I've never understood how to handle space analysis. I understand that it mostly depends on a part that varies depending on the instance, but I don't see it. I understand the time analysis for programs, but space doesn't seem as easy to figure out.

If someone could just try to explain what to look for when dealing with space analysis, that would be great.

``````Find the best theta() for the worst case space  required by the following sets of code give
a.
vector <vector<int> >  v(n); // Creates a vector of vectors
for (int i = 0; i< n; i++)
v[i].resize(n);     // allocates space for each vector
``````

Here's my look on this part. The creation of the vector of vectors takes space. And then they allocate the space for each. So, I figure that's all the space needed for this program, I just don't see how I can put a number to it. I mean, it could be that it's n vectors of n size, so my guess would be `n*n` but that's more of a guess then anything.

``````  b. foo(n) where
int foo(int n)
{
if (n < 2)
return 73;
else
return foo(n/2);
}
``````

For this one, since it's recursive, I would assume it's n times a constant, thus leaving it at n.

Rashakil Fol 978

Mathematically, space analysis works the same way as time analysis, except that you measure a function by the maximum amount of memory it uses, instead of the total amount of time.

So it just involves asking the question: how much space does a function use?

In the vector example, the answer is Theta(n*n), because space for n*n integers gets allocated.

In your second example, it's recursive, and there's no extraneous space usage outside of that needed for your stack frames. So the question is: how many stack frames are there? Hint: the answer is not n.

----

To approach the vector problem more precisely, we can note that the "memory usage" of the vector v is more like sizeof(vector<vector<int>>) + n * elementUsage. I'm pretending that the vector has a few fields to contain a size and allocation limit value, along with a pointer to its dynamically allocated array. Then I'm accounting for the space taken by the array with n elements by multiplying each element's usage by n. This expression produces an exact number of bytes of memory usage, but the truth is that if you consider that the array of elements is allocated on the heap, there's a few bytes of overhead, not controlled or known by us, used to keep track of memory allocation -- a constant amount, A, presumably. So we could say more precisely that the memory usage is sizeof(vector<vector<int>>) + A + n * elementUsage.

And the value of elementUsage is going to be sizeof(vector<int>) + A + n * sizeof(int), because an int uses precisely sizeof(int) bytes of memory, with nothing pointing elsewhere on the heap.

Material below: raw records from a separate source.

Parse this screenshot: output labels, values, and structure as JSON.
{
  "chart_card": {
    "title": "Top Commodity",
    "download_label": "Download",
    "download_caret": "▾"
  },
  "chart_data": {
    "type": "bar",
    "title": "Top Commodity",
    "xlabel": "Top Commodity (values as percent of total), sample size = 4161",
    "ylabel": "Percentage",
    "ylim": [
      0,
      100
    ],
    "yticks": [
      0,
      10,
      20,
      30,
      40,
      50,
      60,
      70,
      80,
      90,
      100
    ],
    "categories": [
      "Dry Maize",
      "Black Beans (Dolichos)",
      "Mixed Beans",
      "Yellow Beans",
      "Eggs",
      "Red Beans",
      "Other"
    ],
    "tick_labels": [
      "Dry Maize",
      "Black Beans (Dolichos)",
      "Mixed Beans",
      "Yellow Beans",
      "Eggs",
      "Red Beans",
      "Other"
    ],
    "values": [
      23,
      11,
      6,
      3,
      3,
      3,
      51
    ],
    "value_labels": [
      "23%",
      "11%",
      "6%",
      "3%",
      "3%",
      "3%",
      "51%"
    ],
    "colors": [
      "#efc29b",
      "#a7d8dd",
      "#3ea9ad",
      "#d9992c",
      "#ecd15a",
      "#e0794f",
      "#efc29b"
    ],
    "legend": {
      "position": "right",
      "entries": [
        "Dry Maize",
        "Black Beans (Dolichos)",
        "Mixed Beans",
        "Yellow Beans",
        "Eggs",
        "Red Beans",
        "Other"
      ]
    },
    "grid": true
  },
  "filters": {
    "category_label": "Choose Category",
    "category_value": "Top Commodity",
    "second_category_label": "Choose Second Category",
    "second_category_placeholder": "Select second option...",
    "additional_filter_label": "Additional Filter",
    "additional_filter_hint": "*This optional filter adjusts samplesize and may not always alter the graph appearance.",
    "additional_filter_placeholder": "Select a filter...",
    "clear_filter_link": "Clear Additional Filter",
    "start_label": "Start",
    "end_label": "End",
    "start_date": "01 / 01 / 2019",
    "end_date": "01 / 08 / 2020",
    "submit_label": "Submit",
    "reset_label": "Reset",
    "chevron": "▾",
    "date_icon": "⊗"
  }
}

So the "actual" memory usage is sizeof(vector<vector<int>>) + A + n * (sizeof(vector<int>) + A + n * sizeof(int)). This is still a value that could be off by a number of bytes -- maybe the heap allocator can only allocate memory in multiples of eight bytes -- if n is odd, and if sizeof(int) is 4, then each array will have 4 hidden bytes of memory. But this doesn't affect the Theta-notation description of memory usage. (You can prove it doesn't by just supposing that the constant A were slightly larger.) Another factor is the fact that the vector datatype can overallocate the array. I'm pretty sure it does not do this when you explicitly set the size, though, and we won't consider this possibility.

If we take the "actual" memory usage, we've got Theta(1) + n * (Theta(1) + n * Theta(1)), which simplifies to Theta(n*n).

----

If I were to do this myself, I'd simply note that a vector has Theta(1) memory usage on top of n * elementSize memory usage. And then I'd note that each element has Theta(1) overhead on top of n * Theta(1) memory usage. So we have Theta(1) + n * (Theta(1) + n * Theta(1)), and that's the end of it.

Once you've internalized that a vector has Theta(1) overhead + the sum of its elements' memory usage, you don't need to worry about all the stuff you've read.

----

Also, I said that we'd just assume our vectors aren't overallocating the array. But suppose one does. The worst it can do is overallocate by a factor of 2 (because that's the way they work). So then you can argue that the memory usage of a vector is Theta(1) + the sum of its elements' memory usage + O(n). But the sum of the elements' memory usage is always at least n bytes, meaning the O(n) factor becomes superfluous.